Сталинский же план, как и все планы гениального руководителя, был продуман до мелочей. Изгнание Ягоды — отвод подозрения от спецслужб. Неузнавание Муры-«монашки» — отвод подозрения от ее участия в деле. Бутылка вина, выпитая за выздоровление Алексея Максимовича? Вождь не боится никаких отравлений. Что же касается присутствия Муры в комнате больного, то здесь все поставить на свои места было проще простого. Стоило позвонить из канцелярии Сталина запуганному до смерти Крючкову и строго конфиденциально сообщить: Иосиф Виссарионович не знал, что удаленная им женщина — жена писателя. Иосиф Виссарионович очень сожалеет о случившемся и полагает, что именно жена имеет преимущественное право находиться у постели больного, если это может ускорить его выздоровление. Передайте наилучшие пожелания Иосифа Виссарионовича уважаемой Марии Игнатьевне…

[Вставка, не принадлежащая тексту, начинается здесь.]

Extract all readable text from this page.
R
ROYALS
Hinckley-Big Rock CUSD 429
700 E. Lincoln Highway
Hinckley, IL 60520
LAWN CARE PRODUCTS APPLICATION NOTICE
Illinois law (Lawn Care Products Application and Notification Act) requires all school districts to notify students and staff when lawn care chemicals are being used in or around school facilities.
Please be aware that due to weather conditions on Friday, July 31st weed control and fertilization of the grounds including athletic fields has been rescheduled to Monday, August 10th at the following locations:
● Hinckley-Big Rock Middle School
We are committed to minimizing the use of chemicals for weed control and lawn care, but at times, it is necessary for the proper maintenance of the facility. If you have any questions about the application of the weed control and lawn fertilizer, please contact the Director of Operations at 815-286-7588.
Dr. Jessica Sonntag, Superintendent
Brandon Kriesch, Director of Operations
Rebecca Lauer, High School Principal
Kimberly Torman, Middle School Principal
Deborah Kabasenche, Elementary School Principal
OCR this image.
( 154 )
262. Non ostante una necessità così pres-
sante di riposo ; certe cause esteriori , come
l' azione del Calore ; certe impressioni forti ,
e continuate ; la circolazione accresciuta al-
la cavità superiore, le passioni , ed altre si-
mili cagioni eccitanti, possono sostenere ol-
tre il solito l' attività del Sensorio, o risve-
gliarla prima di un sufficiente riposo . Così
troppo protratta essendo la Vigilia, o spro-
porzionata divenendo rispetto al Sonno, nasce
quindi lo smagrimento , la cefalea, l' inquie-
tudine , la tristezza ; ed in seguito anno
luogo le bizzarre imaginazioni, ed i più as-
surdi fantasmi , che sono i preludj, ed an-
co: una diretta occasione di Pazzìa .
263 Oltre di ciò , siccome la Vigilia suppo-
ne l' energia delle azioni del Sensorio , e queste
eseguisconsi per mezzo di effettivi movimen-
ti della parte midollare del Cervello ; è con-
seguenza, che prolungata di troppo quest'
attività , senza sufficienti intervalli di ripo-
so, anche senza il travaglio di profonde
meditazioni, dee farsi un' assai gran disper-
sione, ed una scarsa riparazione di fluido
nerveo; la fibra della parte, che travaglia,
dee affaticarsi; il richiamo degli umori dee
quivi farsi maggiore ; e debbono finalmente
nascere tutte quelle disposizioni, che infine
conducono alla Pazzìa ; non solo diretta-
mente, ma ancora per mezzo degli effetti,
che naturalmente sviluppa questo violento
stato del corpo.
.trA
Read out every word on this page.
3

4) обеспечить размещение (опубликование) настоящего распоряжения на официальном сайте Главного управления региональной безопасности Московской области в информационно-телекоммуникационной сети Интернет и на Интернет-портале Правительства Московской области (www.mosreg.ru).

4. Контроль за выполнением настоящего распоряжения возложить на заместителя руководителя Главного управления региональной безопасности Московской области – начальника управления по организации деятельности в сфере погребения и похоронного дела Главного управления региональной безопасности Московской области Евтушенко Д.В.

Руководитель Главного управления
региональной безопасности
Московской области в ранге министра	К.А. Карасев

В конечном счете все прикроет обвинение в адрес врачей, которые выполняли задание презренных врагов народа, продавшихся международному империализму.
Итак, Горького не стало. Ну а Мура прожила еще много лет припеваючи. И в Советский Союз наезжала не раз. Помню, с каким нескрываемым удовольствием говорила мне другая писательская вдова и любительница пожить, Людмила Ильинична Толстая: «А мы с Марией Игнатьевной едем кататься по Волге!»
У Сталина не было никакой необходимости «убирать» Муру. Разве она решилась бы когда-нибудь признаться, что отравила Горького?
Эта версия не могла не породить поначалу множества недоумений. Но в попытках опровержения явно преобладала эмоция. «Не может быть!», «Как — ведь он посвятил ей „Жизнь Клима Самгина“»! И т. д.
Увесистой гирей, перетягивающей чашу весов в пользу версии, стала публикация выдержки из «Истории шпионажа», изданной ограниченным тиражом на Западе. В очерке Л. Колосова «Мура» (Труд, 7.02.97), читаем: «…B распоряжении Ягоды была группа врачей, которые отправляли на тот свет неугодных Сталину большевиков. Так были умерщвлены Менжинский, Куйбышев, писатель Максим Горький и его сын Максим Пешков… Что касается Максима Горького, которого очень боялся Сталин, то писатель был отравлен по указанию Ягоды одним из самых тайных его агентов, коим была любовница Горького…»
Как говорится, не успел покойник смежить веки, в доме появились люди. Позднее один из ближайших сотрудников журнала «Наши достижения», Глеб Глинка, в недавнем прошлом активный член «Перевала», оказавшийся позднее за границей, опубликовал в «Социалистическом вестнике» воспоминания, в которых воспроизвел обстоятельства того, что иначе как обыском в квартире покойного писателя не назовешь. Для этого создали группу из нескольких литераторов, под председательством редактора журнала «Наши достижения» Василия Тихоновича Бобрышева. «Работали всю ночь. И уже под утро, когда все сотрудники едва держались на ногах, с нижней полки заваленной книгами и старыми газетами этажерки была извлечена еще одна объемистая папка, с какими-то старыми черновиками, и среди них оказалась толстая тетрадь в клеенчатой обертке.
К тетради сразу потянулось несколько рук. Кто-то раскрыл ее, в начале, в середине, еще раз в середине и в конце. Через его плечи смотрели остальные. Все молчали, но чувствовалось, как комната заливается туманом страха.